Building a Semantic Cache for LLM Responses
LLM API calls are slow and expensive. When your AI agent asks the same kind of question twice — "what does this function do?" or "generate a test for this interface" — you're paying full price for a response you already have. I built a semantic cache for Anvil that serves repeated queries in 80 microseconds instead of 2-3 seconds.
The three-stage lookup
Not all cache hits are equal. An exact text match is free. A semantic similarity search requires embedding computation. I structured the cache as a funnel:
Stage 1 — Exact match (~80 microseconds): Normalize whitespace and compare the full prompt text.

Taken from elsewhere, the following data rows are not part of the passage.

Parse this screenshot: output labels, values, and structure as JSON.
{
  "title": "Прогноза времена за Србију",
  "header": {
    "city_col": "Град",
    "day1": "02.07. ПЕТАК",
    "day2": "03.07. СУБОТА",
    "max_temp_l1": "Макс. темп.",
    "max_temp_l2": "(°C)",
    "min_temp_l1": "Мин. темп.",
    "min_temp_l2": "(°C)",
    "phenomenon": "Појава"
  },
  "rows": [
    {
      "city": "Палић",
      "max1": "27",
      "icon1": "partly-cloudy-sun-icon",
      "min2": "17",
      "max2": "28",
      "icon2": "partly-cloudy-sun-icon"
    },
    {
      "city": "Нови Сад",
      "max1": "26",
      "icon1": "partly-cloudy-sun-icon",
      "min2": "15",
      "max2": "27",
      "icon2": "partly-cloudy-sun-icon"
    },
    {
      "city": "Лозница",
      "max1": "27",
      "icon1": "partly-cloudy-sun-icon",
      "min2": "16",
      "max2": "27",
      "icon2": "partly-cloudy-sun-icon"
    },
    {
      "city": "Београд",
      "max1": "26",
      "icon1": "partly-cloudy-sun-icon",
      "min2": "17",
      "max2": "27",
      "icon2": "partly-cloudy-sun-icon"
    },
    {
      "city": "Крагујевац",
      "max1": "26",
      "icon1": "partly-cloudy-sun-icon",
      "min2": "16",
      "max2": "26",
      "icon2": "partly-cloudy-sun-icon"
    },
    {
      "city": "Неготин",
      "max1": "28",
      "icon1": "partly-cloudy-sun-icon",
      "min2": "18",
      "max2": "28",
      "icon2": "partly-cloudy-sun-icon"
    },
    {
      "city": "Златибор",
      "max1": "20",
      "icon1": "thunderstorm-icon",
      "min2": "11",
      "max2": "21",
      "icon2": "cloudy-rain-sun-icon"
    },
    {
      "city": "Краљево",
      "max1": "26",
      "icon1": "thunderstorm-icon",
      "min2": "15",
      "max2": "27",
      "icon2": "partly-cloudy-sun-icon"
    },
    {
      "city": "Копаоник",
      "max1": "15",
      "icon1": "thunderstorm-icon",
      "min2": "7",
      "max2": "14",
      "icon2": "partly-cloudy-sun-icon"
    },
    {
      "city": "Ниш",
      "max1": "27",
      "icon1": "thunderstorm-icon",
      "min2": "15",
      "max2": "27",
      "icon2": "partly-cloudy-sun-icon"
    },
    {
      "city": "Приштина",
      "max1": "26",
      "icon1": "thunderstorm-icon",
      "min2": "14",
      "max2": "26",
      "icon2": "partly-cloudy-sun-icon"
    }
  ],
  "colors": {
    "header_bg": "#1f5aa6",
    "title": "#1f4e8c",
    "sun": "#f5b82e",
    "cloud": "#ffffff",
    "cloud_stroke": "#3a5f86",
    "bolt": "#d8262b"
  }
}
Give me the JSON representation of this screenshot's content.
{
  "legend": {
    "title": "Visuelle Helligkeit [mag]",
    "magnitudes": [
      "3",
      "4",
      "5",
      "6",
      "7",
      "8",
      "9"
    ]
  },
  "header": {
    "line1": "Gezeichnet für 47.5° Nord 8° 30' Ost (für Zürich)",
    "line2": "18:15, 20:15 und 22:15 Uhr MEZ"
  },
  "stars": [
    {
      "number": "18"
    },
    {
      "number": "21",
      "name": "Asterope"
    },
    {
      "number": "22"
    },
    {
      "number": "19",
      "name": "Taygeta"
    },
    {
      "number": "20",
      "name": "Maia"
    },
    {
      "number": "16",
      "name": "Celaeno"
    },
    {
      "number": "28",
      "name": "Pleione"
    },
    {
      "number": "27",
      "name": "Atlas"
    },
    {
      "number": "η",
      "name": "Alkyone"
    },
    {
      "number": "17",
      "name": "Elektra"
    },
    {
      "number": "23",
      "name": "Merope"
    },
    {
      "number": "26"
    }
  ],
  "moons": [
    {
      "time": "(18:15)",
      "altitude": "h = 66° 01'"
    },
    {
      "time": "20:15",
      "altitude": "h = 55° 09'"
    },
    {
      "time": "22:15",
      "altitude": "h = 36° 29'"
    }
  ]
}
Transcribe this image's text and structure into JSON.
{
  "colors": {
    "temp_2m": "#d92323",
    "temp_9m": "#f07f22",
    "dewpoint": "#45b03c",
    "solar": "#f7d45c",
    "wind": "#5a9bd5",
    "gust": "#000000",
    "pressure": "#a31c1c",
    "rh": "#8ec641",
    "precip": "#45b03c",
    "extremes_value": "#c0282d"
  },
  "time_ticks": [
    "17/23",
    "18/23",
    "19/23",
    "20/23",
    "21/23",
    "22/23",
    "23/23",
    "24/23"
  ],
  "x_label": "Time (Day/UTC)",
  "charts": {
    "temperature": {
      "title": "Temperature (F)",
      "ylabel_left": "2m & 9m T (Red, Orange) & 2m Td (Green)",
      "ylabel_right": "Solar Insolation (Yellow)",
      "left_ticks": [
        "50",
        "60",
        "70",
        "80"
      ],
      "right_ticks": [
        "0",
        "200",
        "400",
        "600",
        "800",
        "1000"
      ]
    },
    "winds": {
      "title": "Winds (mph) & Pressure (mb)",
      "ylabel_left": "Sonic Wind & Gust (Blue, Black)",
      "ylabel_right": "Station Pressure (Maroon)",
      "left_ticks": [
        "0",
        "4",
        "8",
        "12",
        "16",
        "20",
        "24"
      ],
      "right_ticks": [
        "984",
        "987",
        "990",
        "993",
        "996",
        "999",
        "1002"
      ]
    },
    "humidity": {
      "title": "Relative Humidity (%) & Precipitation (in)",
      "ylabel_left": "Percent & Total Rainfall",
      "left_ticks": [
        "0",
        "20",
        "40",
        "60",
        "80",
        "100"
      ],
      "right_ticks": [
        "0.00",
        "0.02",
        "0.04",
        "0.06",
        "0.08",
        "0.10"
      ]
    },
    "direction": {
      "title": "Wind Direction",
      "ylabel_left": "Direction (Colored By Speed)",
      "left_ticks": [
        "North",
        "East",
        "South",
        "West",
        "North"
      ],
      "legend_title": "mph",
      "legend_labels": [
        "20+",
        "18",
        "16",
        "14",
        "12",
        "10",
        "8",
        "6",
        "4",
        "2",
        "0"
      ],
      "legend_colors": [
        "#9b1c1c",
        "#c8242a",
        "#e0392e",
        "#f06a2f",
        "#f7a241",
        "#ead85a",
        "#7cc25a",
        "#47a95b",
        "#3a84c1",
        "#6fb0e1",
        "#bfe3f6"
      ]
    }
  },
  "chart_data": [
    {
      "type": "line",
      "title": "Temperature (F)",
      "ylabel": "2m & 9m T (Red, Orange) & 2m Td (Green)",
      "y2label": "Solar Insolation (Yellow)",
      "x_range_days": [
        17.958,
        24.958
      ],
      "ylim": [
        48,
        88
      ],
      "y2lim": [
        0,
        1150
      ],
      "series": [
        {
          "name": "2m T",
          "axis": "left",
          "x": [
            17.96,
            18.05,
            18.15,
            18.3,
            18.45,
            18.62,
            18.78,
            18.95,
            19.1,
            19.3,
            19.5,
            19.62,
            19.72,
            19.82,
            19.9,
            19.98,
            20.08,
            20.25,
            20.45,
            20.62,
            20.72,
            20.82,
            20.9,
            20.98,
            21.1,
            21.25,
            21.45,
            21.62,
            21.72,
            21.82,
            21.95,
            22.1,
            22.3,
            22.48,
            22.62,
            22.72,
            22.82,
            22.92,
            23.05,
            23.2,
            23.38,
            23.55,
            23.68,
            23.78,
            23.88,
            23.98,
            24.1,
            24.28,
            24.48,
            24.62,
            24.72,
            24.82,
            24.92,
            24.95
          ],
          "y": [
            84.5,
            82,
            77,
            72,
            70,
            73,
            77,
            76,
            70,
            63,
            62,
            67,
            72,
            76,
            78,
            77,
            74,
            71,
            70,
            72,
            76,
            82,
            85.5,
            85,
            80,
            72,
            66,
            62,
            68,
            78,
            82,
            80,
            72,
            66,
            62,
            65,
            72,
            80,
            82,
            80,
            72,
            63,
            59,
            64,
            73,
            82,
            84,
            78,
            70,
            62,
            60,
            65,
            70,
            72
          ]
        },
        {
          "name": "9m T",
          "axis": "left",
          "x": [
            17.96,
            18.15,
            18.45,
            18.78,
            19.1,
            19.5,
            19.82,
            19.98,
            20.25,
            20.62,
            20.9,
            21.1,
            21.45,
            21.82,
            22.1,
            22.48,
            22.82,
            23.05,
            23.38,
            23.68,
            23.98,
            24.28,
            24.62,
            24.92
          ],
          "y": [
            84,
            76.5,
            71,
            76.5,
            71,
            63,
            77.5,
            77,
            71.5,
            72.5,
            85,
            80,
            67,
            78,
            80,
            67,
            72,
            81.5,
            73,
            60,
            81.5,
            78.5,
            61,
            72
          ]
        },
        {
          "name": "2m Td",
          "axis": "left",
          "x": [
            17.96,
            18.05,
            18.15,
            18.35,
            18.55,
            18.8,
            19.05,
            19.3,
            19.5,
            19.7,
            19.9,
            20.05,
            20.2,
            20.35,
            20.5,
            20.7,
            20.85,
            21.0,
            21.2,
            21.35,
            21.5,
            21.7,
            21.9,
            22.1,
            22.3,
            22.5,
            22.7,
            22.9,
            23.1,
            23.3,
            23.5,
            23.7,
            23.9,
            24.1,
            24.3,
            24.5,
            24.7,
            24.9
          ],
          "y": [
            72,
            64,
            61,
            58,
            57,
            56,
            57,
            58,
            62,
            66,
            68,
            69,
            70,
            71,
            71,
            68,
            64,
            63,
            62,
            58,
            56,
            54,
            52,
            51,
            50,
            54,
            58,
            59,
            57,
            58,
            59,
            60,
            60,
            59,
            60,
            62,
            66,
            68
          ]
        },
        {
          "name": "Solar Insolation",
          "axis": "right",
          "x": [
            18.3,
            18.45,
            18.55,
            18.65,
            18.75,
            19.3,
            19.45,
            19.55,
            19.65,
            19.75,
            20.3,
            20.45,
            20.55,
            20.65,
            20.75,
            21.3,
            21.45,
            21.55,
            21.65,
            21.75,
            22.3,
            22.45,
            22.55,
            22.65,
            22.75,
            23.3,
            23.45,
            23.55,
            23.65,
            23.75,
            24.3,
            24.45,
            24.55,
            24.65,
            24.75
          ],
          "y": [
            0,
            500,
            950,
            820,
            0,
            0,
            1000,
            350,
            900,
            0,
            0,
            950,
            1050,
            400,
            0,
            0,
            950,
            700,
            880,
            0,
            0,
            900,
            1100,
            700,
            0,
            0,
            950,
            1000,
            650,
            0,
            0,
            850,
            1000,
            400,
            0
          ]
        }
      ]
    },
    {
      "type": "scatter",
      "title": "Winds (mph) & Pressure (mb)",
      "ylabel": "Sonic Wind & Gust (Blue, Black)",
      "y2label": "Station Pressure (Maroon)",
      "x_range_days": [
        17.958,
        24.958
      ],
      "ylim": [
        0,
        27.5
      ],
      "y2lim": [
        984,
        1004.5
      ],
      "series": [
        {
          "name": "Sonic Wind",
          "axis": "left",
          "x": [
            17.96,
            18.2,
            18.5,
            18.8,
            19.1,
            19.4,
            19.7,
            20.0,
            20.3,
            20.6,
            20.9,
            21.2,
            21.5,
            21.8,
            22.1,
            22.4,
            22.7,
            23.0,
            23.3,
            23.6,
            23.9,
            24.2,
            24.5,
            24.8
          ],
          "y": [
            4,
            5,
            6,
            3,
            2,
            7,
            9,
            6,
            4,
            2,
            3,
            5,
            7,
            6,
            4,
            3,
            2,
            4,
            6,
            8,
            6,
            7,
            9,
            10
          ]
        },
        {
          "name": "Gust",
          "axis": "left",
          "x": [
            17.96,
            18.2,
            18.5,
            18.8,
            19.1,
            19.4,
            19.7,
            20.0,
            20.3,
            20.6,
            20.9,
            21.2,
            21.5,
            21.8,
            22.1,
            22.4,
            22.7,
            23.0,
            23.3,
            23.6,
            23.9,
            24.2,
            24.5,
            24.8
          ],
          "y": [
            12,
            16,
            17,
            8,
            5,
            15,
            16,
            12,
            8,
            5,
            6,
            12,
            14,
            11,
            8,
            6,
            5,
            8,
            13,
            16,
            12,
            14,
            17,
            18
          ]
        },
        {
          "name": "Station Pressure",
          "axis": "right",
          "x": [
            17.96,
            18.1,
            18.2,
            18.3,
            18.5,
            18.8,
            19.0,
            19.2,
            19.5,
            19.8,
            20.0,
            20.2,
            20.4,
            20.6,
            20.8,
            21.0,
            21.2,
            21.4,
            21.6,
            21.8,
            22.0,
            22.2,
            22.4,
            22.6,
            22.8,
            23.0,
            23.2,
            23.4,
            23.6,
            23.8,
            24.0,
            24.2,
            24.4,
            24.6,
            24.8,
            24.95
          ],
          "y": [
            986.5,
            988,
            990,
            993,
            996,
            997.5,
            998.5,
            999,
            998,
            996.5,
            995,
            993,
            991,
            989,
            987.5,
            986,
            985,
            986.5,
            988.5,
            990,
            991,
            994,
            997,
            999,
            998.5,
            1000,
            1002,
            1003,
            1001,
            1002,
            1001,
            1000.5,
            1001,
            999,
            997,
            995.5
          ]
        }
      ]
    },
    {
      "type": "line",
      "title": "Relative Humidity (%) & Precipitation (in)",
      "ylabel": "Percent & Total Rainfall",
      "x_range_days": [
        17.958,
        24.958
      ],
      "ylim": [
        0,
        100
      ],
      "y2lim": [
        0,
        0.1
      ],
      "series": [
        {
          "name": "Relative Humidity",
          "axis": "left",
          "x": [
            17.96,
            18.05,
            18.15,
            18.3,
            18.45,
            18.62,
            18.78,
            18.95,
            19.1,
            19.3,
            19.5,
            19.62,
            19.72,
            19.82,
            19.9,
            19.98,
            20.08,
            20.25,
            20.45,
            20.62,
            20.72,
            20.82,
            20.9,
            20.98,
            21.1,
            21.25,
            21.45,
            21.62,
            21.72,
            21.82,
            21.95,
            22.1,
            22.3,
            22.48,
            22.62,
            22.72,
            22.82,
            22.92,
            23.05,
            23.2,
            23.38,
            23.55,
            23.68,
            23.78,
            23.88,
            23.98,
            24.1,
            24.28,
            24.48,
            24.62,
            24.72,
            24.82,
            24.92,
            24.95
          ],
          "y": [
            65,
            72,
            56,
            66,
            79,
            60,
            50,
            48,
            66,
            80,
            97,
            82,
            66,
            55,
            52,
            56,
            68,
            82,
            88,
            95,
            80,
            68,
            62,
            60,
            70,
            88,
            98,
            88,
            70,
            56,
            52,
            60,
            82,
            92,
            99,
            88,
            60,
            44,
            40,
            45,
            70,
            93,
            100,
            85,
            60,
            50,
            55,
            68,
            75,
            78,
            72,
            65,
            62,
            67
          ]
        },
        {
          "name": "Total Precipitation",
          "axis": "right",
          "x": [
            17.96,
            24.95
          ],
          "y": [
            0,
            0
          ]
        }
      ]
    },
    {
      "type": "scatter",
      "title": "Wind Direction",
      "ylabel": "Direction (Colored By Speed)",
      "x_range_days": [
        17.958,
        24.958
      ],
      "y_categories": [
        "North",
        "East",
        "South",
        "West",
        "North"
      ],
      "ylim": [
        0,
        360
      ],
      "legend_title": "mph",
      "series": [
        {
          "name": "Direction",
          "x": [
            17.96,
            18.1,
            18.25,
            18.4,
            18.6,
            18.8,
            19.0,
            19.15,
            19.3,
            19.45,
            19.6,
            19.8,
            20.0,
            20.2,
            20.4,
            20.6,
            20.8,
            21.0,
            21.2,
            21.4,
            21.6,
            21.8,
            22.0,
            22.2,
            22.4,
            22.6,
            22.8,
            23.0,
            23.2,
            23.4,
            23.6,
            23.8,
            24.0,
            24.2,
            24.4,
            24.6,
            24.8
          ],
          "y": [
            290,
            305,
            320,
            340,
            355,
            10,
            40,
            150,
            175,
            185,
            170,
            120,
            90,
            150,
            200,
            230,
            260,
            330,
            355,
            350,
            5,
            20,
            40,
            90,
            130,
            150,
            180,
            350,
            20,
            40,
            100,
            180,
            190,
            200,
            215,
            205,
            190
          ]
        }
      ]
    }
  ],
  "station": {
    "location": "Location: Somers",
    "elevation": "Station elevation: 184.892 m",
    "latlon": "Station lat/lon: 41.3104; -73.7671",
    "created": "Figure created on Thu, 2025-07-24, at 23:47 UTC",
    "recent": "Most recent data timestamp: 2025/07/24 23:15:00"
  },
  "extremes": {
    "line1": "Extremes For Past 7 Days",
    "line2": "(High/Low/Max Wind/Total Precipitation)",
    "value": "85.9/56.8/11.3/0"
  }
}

This catches repeated operations like "run tests" or identical code explanations.
Stage 2 — Prefix match (~15 milliseconds): Compare the first 60 characters, then verify with embedding similarity. This catches prompts that start the same way but differ in trailing context (like "explain this function: [same function, different surrounding code]").

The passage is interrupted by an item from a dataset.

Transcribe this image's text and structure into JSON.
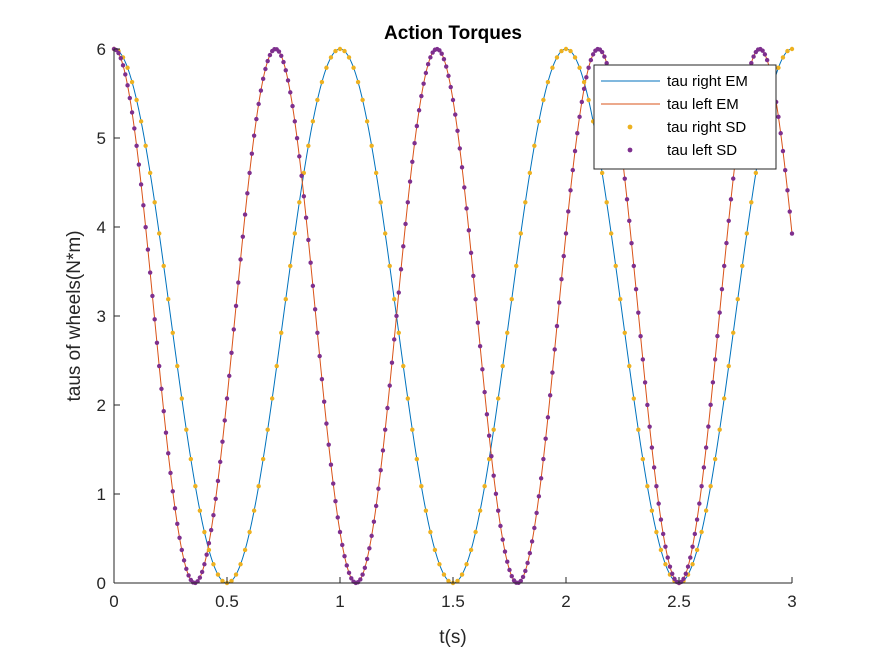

Stage 3 — Semantic match (~40 milliseconds): Full 384-dimensional cosine similarity against all cached entries. This catches rephrased questions about the same topic.
pub fn lookup(&self, prompt: &str) -> Option<CachedResponse> {
// Stage 1: exact (fastest)
if let Some(hit) = self.exact_match(prompt) {
return Some(hit);
}
// Stage 2: prefix + embedding verification
if let Some(hit) = self.prefix_match(prompt) {
return Some(hit);
}
// Stage 3: full semantic search
self.semantic_match(prompt)
}Embeddings without a server
I didn't want the cache to require an API call of its own. I use the all-MiniLM-L6-v2 model via ONNX — about 80MB that runs inference in-process with the ort crate. At 384 dimensions, it's small enough for fast cosine similarity scans while capturing enough semantic meaning to be useful.
The embedding step adds ~5ms per cache write. Since LLM responses take 2-10 seconds, this is negligible.
The classifier problem
Not all prompts should match at the same threshold. A code generation prompt needs high precision — returning cached code for a slightly different spec would be wrong. A knowledge question ("what is CORS?") can match more aggressively since the answer is stable.
I built a simple classifier that categorizes prompts:
fn classify(prompt: &str) -> PromptCategory {
// Word-boundary matching to avoid "buggy" matching "bug"
let code_signals = ["implement", "write", "generate", "create", "fix"];
let knowledge_signals = ["what is", "explain", "how does", "why"];
// Score and classify
if code_score > knowledge_score { Code } else { Knowledge }
}The base similarity threshold is 0.85, but it adjusts by stage and category:
- Stage 3 semantic search for knowledge prompts: threshold drops to 0.82 (more lenient since knowledge answers are stable)
- Stage 2 prefix matching: threshold drops to 0.80 (the prefix already provides strong signal)
- Code prompts at Stage 3: stays at the full 0.85 (high precision needed)
Git-aware invalidation
Here's the problem with caching code-related responses: the code changes. If I cached "explain parse_config()" yesterday and then refactored the function today, the cached explanation is wrong.
The solution: include the git tree hash in the cache key.
struct CacheKey {
prompt_hash: u64,
git_tree_hash: String, // HEAD tree hash
dirty: bool, // uncommitted changes exist
}When the tree hash changes (new commit), code-related caches invalidate. Knowledge caches survive across commits since they're not code-dependent.
Quality tiers
I run multiple models in Anvil — Opus for complex tasks, Sonnet for standard work, Haiku for simple operations. A cached response from Opus can serve a Haiku request (higher quality is fine), but not vice versa.
struct CachedResponse {
content: String,
model_tier: ModelTier, // Opus > Sonnet > Haiku
timestamp: Instant,
}
fn is_compatible(cached: ModelTier, requested: ModelTier) -> bool {
cached >= requested // Opus serves all, Haiku serves only Haiku
}Eviction
The cache can't grow forever. I use a hybrid eviction strategy:
- TTL: 7 days for code responses, 30 days for knowledge
- Size cap: LRU eviction when total cache exceeds 500MB
- Staleness: Entries not hit in 14 days get evicted regardless of TTL
Results
On a typical development session with an AI agent:
- Cache hit rate: ~35-40% (higher for iterative debugging sessions)
- Average savings per hit: 2.8 seconds and ~$0.003
- Over an 8-hour session: ~$2-4 saved, ~15 minutes of wait time eliminated
The biggest wins come during iterative debugging where the agent re-examines the same files and asks similar questions about code structure. Those Stage 1 exact matches are essentially free.
What I'd do differently
The prefix matching (Stage 2) is the weakest link. Prompts that share a 60-character prefix aren't necessarily semantically similar — it's a heuristic that works 80% of the time. If I rebuilt this, I'd skip Stage 2 and invest in faster Stage 3 (approximate nearest neighbor with an index like HNSW instead of brute-force scan).